Sanat ve Sistemler

Ara-bölgeler

Tıpkı 1920–1935 arasında, özellikle Avrupa’da ortaya çıkan bazı sanat hareketlerinin deneyimlerinin bugünü haber verircesine, “sınırda”, “ara-bölgede” denge ve birlikte-yaşam (symbiosis) kurmak arayışları gibi, bugün de özellikle iletişim yeteneği üzerine kurulu bir takım ” topluluklar”, bu kez yeni yüzyıla özgü ütopya ve distopyalar arasında farklı yaşam kolonileri oluşturma arayışındalar. Bunlar, bir yanda 50’li yılların farklılık ve eleştiri kuran sitüasyonizm, beat gibi oluşumlar, diğer yanda 1980’lerin finans-egemen popüler kültürüne muhalefet oluşturmuş punk, tekno-anarşizm vb. karşı-kültürlerden beslenerek, farklı ve kendilerine özgü -iletişim kültürünün simgeleriyle örülmüş- şebekeler kurmaya başladılar. Siberpunk, siber-sitüasyonistler, siber-anarko aktivistler, “hacktivist’ler”, küreselleşme-karşıtları vb. toplulukların her biri kendilerine özgü algı ve iletişim evreninde bir araya gelip dağılmayı -paylaştıkları iletişim-egemen toplumun hızlı ritminde- sürdürüyorlar. Ağ sanatçıları kapalı bir topluluk oluşturmaktan çok bu geçici bölgelere dağılıyorlar.

Sanat artık genlerle, nano-teknolojiyle, deri altı RFID çipleriyle, hiper-algı makineleriyle, kablosuz GPRS sistemleriyle, gözetim teknolojileriyle oynuyor ve “makinedeki hayalet” gibi küresel kapitalizmin araçsal aklını “hack ‘liyor”, bir “ağ gerillası”na dönüşüyor.

Sistem içi otonomi mümkün mü?

Niklas Luhmann’ın (1927-1998) sistem teorisi, kapalı-açık, otonom-bağımlı gibi terimler tekrar gözden geçirip düşündürmesi açısından önemli. Buna göre bütün sistemler:
1. işlemektedir,
2. kendini gözlemlemektedir.
Sistemin en küçük bileşenleri şeyler değil, operasyonlardır/işlemlerdir. Sistemler sadece çevresi ile ayrışarak ve autopoiesis içinde işler.
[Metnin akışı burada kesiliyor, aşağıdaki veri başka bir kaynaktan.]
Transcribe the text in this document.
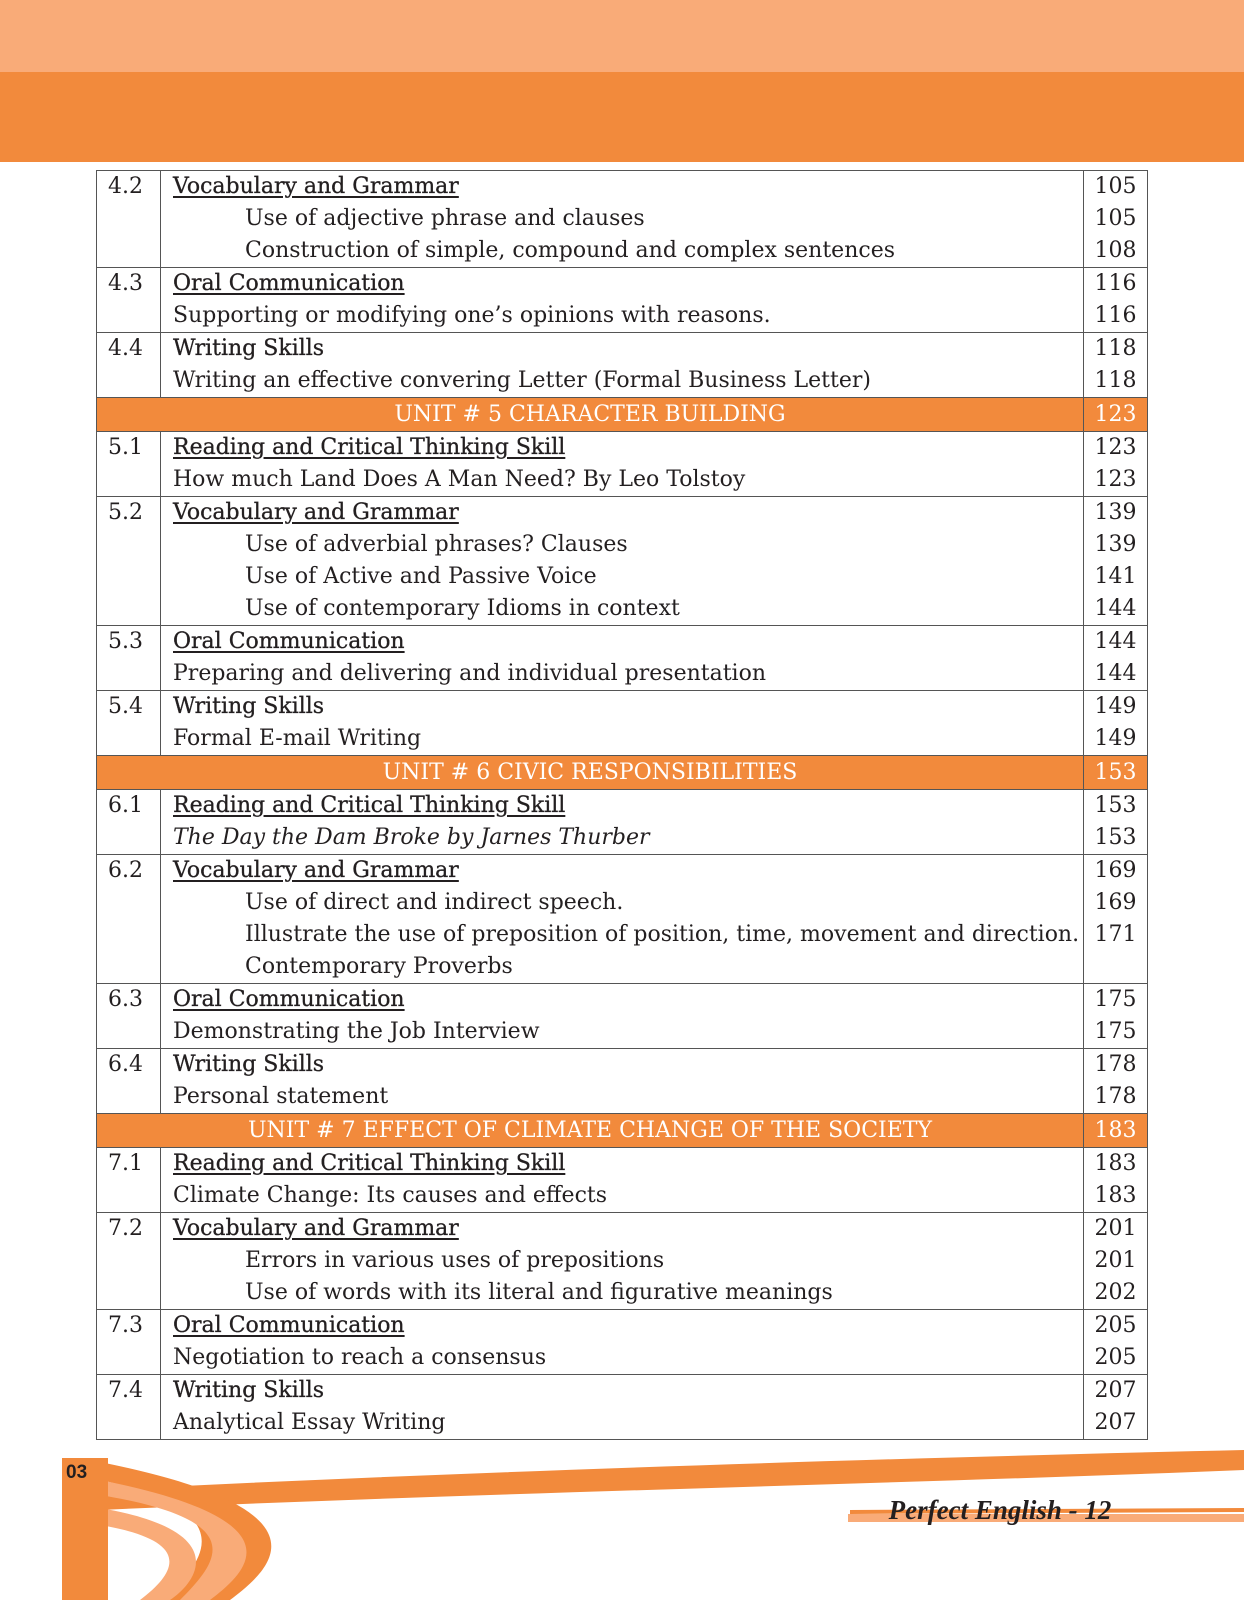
4.2	Vocabulary and Grammar	105
	Use of adjective phrase and clauses	105
	Construction of simple, compound and complex sentences	108
4.3	Oral Communication	116
	Supporting or modifying one’s opinions with reasons.	116
4.4	Writing Skills	118
	Writing an effective convering Letter (Formal Business Letter)	118
UNIT # 5 CHARACTER BUILDING		123
5.1	Reading and Critical Thinking Skill	123
	How much Land Does A Man Need? By Leo Tolstoy	123
5.2	Vocabulary and Grammar	139
	Use of adverbial phrases? Clauses	139
	Use of Active and Passive Voice	141
	Use of contemporary Idioms in context	144
5.3	Oral Communication	144
	Preparing and delivering and individual presentation	144
5.4	Writing Skills	149
	Formal E-mail Writing	149
UNIT # 6 CIVIC RESPONSIBILITIES		153
6.1	Reading and Critical Thinking Skill	153
	The Day the Dam Broke by Jarnes Thurber	153
6.2	Vocabulary and Grammar	169
	Use of direct and indirect speech.	169
	Illustrate the use of preposition of position, time, movement and direction.	171
	Contemporary Proverbs	
6.3	Oral Communication	175
	Demonstrating the Job Interview	175
6.4	Writing Skills	178
	Personal statement	178
UNIT # 7 EFFECT OF CLIMATE CHANGE OF THE SOCIETY		183
7.1	Reading and Critical Thinking Skill	183
	Climate Change: Its causes and effects	183
7.2	Vocabulary and Grammar	201
	Errors in various uses of prepositions	201
	Use of words with its literal and figurative meanings	202
7.3	Oral Communication	205
	Negotiation to reach a consensus	205
7.4	Writing Skills	207
	Analytical Essay Writing	207
03
Perfect English - 12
Autopoiesis, Humberto Maturana’nın tanımıyla kendi kendini oluşturan öğeleri, yine kendi sahip olduğu öğeler yoluyla üretmektir. Yani sistemler sadece kendi kendine referans vermekle kalmayıp aynı zamanda da kendi öğelerini/bileşkelerini de kendileri oluşturur.

cell-autopoiesis1

Luhmann’a göre sosyal sistemin bir parçası olan sanat da bir alt-sistem olarak bu özellikleri taşır ve buna göre sanatın dışsal (sosyolojik) tarifleri ve içsel (estetik) teorileri tekrar gözden geçirilmelidir. Burada Adorno’ya karşı çıkarak sanatın toplumsal sistemden otonomlaşmasının yerine toplumsal sistem içinde otonomlaşmasını koyar. Buna göre sosyal sistemin içindeki fonksiyonel alt sistemlerin hiçbiri diğerinin yerine geçemez: Sanat ve politika gibi. Luhmann’a göre sosyal sistemin bir alt sistemi olan sanatın ya kendine özgü bir işlevi vardır, ya da otonom değildir.